2. 6769 sayılı Kanun’un 6 ncı maddesi.
3.Yargıtay 11. Hukuk Dairesinin 16.02.2017 tarih, ….
3. Değerlendirme
1.Bölge adliye mahkemelerinin nihai kararlarının bozulması 6100 sayılı Kanun’un 371 inci maddesinde yer alan sebeplerden birinin varlığı hâlinde mümkündür.
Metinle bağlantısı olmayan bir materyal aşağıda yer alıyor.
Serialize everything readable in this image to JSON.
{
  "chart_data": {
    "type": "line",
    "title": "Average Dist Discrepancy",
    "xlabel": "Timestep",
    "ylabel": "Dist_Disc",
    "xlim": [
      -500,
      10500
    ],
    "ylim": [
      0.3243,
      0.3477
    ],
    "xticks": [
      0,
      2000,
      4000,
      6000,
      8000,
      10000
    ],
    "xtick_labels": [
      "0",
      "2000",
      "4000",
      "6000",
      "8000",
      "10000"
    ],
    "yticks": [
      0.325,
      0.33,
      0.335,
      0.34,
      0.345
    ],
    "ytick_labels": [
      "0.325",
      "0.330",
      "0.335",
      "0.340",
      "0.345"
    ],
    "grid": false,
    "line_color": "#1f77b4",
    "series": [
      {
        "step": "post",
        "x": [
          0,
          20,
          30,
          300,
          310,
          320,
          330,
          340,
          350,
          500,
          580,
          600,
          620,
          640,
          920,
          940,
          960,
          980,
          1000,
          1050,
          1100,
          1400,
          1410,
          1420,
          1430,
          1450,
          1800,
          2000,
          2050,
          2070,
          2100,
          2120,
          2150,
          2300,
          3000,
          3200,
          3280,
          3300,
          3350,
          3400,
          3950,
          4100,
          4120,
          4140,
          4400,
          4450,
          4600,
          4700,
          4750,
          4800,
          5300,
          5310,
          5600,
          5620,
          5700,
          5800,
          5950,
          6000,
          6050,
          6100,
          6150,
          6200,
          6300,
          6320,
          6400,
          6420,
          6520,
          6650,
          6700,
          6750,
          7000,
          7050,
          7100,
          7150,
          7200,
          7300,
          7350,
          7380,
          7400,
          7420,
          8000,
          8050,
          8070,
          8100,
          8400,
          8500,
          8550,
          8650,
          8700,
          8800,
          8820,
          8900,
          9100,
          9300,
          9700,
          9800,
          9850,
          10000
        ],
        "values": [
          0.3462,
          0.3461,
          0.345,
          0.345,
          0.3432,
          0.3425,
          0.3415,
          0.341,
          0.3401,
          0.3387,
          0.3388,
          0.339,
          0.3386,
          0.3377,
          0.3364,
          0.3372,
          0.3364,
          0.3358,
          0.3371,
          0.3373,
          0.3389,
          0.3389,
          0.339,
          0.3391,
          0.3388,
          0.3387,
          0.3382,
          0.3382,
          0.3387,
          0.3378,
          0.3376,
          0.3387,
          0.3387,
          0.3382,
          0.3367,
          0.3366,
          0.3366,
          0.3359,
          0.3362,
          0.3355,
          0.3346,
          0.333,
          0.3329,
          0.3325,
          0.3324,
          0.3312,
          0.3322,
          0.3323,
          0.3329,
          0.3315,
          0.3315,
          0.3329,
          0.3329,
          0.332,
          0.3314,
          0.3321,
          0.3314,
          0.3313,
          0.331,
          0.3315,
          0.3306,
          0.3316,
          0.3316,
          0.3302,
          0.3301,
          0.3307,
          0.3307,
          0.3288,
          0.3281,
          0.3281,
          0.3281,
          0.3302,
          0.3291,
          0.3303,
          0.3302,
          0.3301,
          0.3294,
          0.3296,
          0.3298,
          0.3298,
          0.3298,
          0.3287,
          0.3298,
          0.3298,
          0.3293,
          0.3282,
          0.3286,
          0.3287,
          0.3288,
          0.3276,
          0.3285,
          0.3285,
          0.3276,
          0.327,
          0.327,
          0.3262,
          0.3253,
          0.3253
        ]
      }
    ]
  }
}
2.Temyizen incelenen karar, tarafların karşılıklı iddia ve savunmalarına, dayandıkları belgelere, uyuşmazlığa uygulanması gereken hukuk kuralları ile hukuki ilişkinin nitelendirilmesine, dava şartlarına, yargılama ve ispat kuralları ile kararda belirtilen gerekçelere göre usul ve kanuna uygun olup davacı vekilince temyiz dilekçesinde ileri sürülen nedenler kararın bozulmasını gerektirecek nitelikte görülmemiştir.
VI. KARAR
Açıklanan sebeple;
Temyiz olunan Bölge Adliye Mahkemesi kararının 6100 sayılı Kanun’un 370 inci maddesinin birinci fıkrası uyarınca ONANMASINA,
Aşağıda yazılı temyiz giderinin temyiz edene yükletilmesine,
Dosyanın İlk Derece Mahkemesine, kararın bir örneğinin Bölge Adliye Mahkemesine gönderilmesine,
26.10.2023 tarihinde oy birliğiyle karar verildi.